Spoiler For More updates:
  • The source code has been cleaned up significantly and put on GitHub.
  • RecallPic now works on archived picture variables.
  • pxl-Test(' was removed and replaced with an equivalent rectangle method.
  • Rectangle clipping now works in all directions!
  • Line drawing now has real clipping!
  • The solve( now includes port commands, and relocation of where the vars are stored.
  • L (the list L), can be used to execute specific lines of code.
  • Text( now supports displaying signed numbers via the Fix command, as well as floating point numbers.
  • ▶Dec converts a string to a float, useful for user input.
  • Param can be used to read a list of parameters passed to a subroutine.
  • Param' and Param° push to and pop from a stack, respectively, where Pmt_Bgn points to the start of the stack and Pmt_End points to the end of the stack.
  • Circle( has 9 new methods, all with different fill options (much like the rectangle routines).
  • Variable-width fonts have a more sensible format, and the fonts are ported to work with DrDnar's Monochrome Font Editor. The font files are included with the downloads so you can use them as templates for your own fonts.

Download the latest Grammer v2.51!

POTY 2018 ! by Xeda112358
December 04, 2018, 11:37:42 am

TICalc.org's Program Of The Year polls are open!
For the TI-83+/84+ category, it looks like a bunch of older projects split between two authors-- myself and squidgetx (ticalc profile).
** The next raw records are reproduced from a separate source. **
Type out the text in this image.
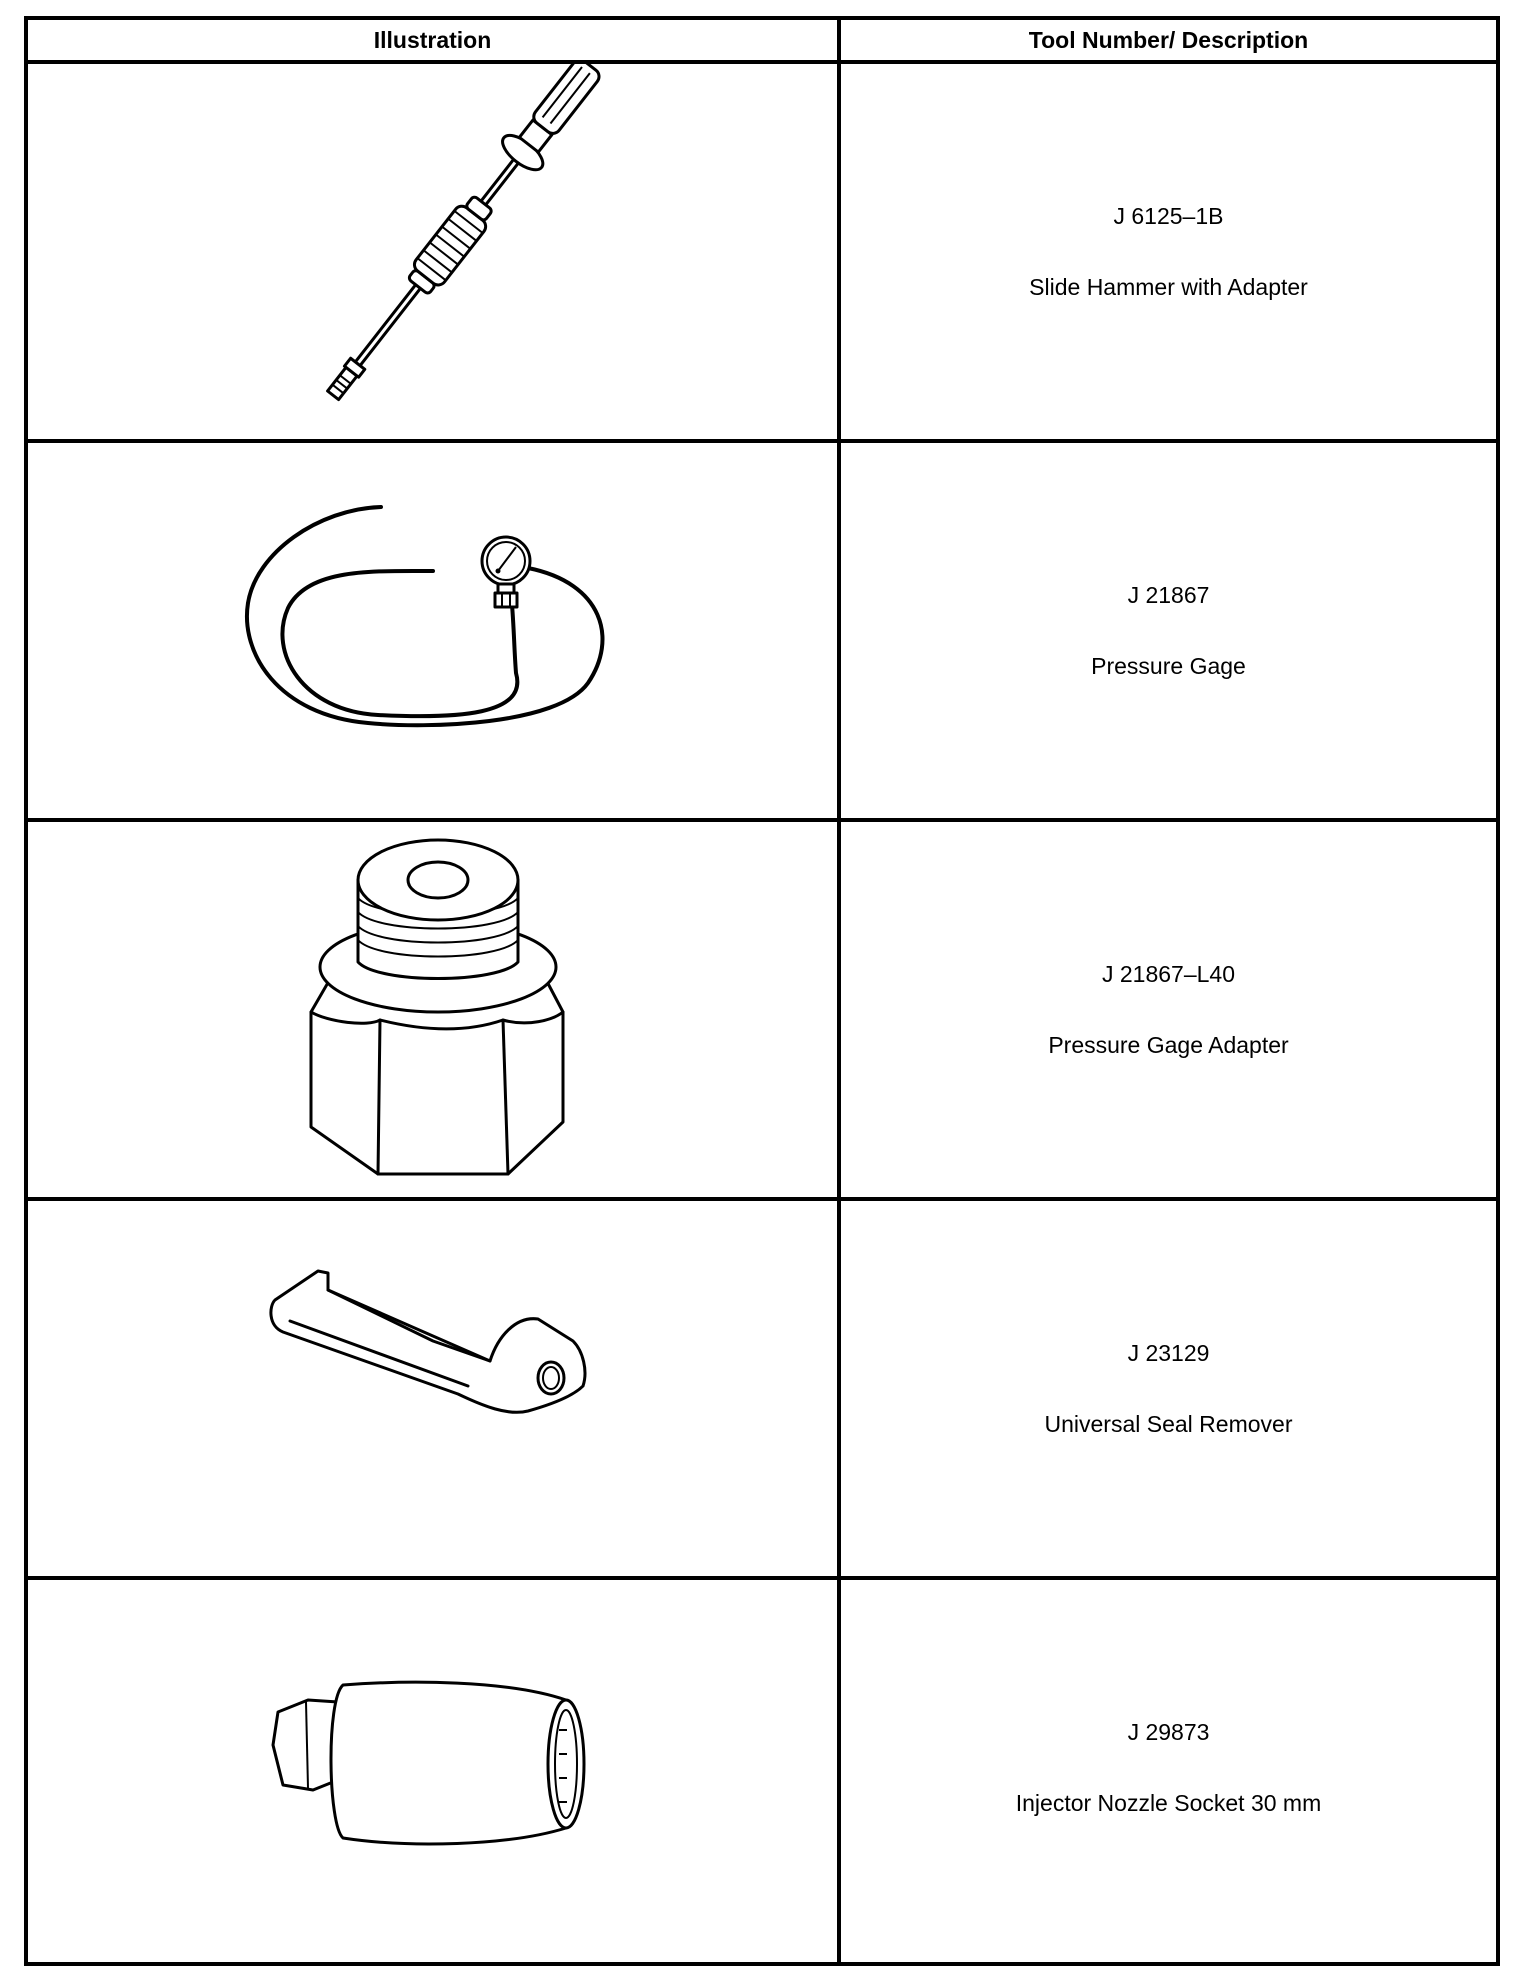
Illustration	Tool Number/ Description
J 6125–1B
Slide Hammer with Adapter
J 21867
Pressure Gage
J 21867–L40
Pressure Gage Adapter
J 23129
Universal Seal Remover
J 29873
Injector Nozzle Socket 30 mm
Up for the vote are the following programs (in the order listed on ticalc.org).

Batlib (ticalc link)
Batlib is a huge library for BASIC programmers. It has 120+ functions mostly for graphics and string and data manipulation, list and matrix manipulation, compression, and much more.

CopyProg (ticalc link)
This is a small program that allows users to copy variables from RAM or Archive to another variable. CopyProg2 has a few other features as well (like line reading and reading the names of the variables on your calc). It allows you to do things like copy an archived appvar to a temp program for execution ;)

Embers (ticalc link)
Embers is an ARPG that won Omnimaga Contest 2012. This was a really well put together game. It features good graphics, good AI, and storyline.

FloatLib (ticalc link)
Floatlib is an app that holds many single-precision float routines from addition to hyperbolic tangent. It comes with a built-in reference manual and there are some examples like computing the Mandelbrot Set.

Gravity Guy (ticalc link)
Gravity Guy is "a port/variation of the popular iphone/flash game" of the same name. You basically get to flip the direction of gravity to help navigate obstacles.

LblRW (ticalc link)
LblRW is a small utility for BASIC programmers that lets you read or modify data within the BASIC program, using a label offset. That's a mouthful. Basically, "Hey, I want to store player data in my RPG, let's store it after Lbl PD." Or you can store monster data for quick access for example ;)
(no screenshot, sorry :( )

StickNinja (ticalc link)
StickNinja was an Omnimaga Contest 2011 entry that earned 3rd place. It's basically a platformer with awesome Stick Figure and Ninja graphics. Collect coins, destroy enemies; It's got it all.